Steve Darcis (ATP 59) effectue son retour à Wimbledon cette année après avoir dû faire l'impasse l'an dernier en raison d'un poignet douloureux. En l'absence de David Goffin (ATP 13), le Sprimontois, 33 ans, sera le joueur belge à suivre dans le tableau masculin. Il défiera mardi le Lituanien Ricardas Berankis (ATP 194), 27 ans, ancien numéro 1 mondial chez les juniors, qu'il a déjà battu trois fois en autant de confrontations sur le circuit Challenger.

"Je pense que ce sera du 50-50. C'est un joueur qui revient de blessure (il a manqué les quatre premiers mois de l'année à la suite d'une opération à la hanche, ndlr), mais qui peut être dangereux sur surface rapide", a expliqué Steve Darcis. "Il a un service correct, mais il retourne surtout très bien et bouge aussi très bien, ce qui est un avantage sur gazon. Il faudra bien commencer le match et beaucoup varier. À Roland Garros, je n'avais rien pu faire contre Raonic. Ici, le match est ouvert. J'ai clairement ma chance et je vais la jouer à fond".

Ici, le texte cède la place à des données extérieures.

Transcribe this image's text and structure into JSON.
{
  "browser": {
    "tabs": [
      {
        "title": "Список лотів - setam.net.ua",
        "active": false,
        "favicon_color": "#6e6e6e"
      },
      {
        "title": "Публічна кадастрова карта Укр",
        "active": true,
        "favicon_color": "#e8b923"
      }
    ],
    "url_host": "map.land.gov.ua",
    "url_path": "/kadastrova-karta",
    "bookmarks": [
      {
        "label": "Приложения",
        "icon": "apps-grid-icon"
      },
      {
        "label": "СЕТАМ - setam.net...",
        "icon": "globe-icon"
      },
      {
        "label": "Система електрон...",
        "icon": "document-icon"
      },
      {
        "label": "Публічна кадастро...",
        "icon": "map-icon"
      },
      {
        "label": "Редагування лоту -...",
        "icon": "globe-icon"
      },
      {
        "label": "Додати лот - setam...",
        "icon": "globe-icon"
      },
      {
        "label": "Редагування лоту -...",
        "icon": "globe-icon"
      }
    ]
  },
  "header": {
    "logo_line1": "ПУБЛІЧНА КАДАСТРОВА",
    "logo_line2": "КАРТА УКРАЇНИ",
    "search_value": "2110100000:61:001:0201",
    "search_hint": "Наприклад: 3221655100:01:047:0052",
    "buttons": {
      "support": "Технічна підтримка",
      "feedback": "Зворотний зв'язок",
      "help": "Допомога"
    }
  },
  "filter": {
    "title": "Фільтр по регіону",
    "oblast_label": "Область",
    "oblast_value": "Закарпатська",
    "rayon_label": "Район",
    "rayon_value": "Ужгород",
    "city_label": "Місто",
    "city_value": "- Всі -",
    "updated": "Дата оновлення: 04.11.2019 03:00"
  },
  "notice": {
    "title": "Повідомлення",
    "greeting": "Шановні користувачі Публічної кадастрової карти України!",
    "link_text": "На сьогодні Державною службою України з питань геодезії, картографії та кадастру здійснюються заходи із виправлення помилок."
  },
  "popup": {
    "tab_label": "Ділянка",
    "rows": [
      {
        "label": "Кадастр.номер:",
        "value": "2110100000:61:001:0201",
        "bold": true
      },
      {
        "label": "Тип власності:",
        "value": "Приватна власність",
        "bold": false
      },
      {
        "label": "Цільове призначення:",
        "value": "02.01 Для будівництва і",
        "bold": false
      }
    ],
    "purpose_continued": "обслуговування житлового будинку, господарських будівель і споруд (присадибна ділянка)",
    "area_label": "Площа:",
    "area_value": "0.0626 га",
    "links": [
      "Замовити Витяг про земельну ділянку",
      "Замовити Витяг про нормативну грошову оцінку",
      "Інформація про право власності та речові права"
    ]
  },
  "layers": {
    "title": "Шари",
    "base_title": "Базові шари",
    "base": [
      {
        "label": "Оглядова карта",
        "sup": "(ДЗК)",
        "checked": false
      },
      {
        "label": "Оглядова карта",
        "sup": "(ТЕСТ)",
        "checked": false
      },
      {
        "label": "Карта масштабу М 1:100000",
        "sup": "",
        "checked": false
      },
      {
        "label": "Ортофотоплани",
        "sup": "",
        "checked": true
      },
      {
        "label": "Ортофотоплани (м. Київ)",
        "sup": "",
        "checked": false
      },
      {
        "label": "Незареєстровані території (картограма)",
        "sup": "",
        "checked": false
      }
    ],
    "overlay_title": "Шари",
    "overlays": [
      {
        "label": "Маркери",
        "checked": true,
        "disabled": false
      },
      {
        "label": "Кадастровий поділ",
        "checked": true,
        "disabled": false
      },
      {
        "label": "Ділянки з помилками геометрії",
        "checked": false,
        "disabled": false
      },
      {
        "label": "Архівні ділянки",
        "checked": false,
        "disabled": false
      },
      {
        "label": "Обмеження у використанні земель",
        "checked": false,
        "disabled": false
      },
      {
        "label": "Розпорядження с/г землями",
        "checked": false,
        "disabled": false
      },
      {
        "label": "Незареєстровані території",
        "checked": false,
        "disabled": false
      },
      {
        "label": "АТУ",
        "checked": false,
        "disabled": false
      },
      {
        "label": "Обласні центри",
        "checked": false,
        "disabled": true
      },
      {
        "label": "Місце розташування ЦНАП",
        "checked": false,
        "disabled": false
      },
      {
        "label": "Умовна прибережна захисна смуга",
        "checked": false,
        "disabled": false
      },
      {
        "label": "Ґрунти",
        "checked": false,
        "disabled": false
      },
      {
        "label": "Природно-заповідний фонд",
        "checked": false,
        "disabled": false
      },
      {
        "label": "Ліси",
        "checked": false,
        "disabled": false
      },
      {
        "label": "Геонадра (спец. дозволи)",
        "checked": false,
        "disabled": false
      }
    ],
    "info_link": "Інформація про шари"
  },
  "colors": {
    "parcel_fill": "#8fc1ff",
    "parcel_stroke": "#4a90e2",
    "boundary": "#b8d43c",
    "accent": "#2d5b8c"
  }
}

Steve Darcis n'a gagné qu'un seul match en trois tournois de préparation à Wimbledon, contre l'Ouzbek Denis Istomin (ATP 71), dimanche dernier à Antalya. Mais cela ne l'empêche pas d'entrevoir la situation avec optimisme.

"Il faut dire qu'avec Dolgopolov à Rosmalen, Berdych au Queen's et Verdasco à Antalya, je ne suis pas tombé sur des manchots (sic)", a ajouté le Liégeois, qui a notamment tapé la balle avec le Britannique Andy Murray, numéro 1 mondial vendredi.

"Cela ne s'est pas super bien mis jusqu'à présent, mais ce n'est pas grave. Contre Verdasco, en outre, je traînais une petite gêne au dos. Je n'ai pu jouer à fond, mais tout est rentré dans l'ordre. Mon tennis est bien en place. Je me sens bien. Wimbledon est un tournoi que j'apprécie et le gazon est une surface qui se prête assez bien à mon jeu. Je serai très motivé".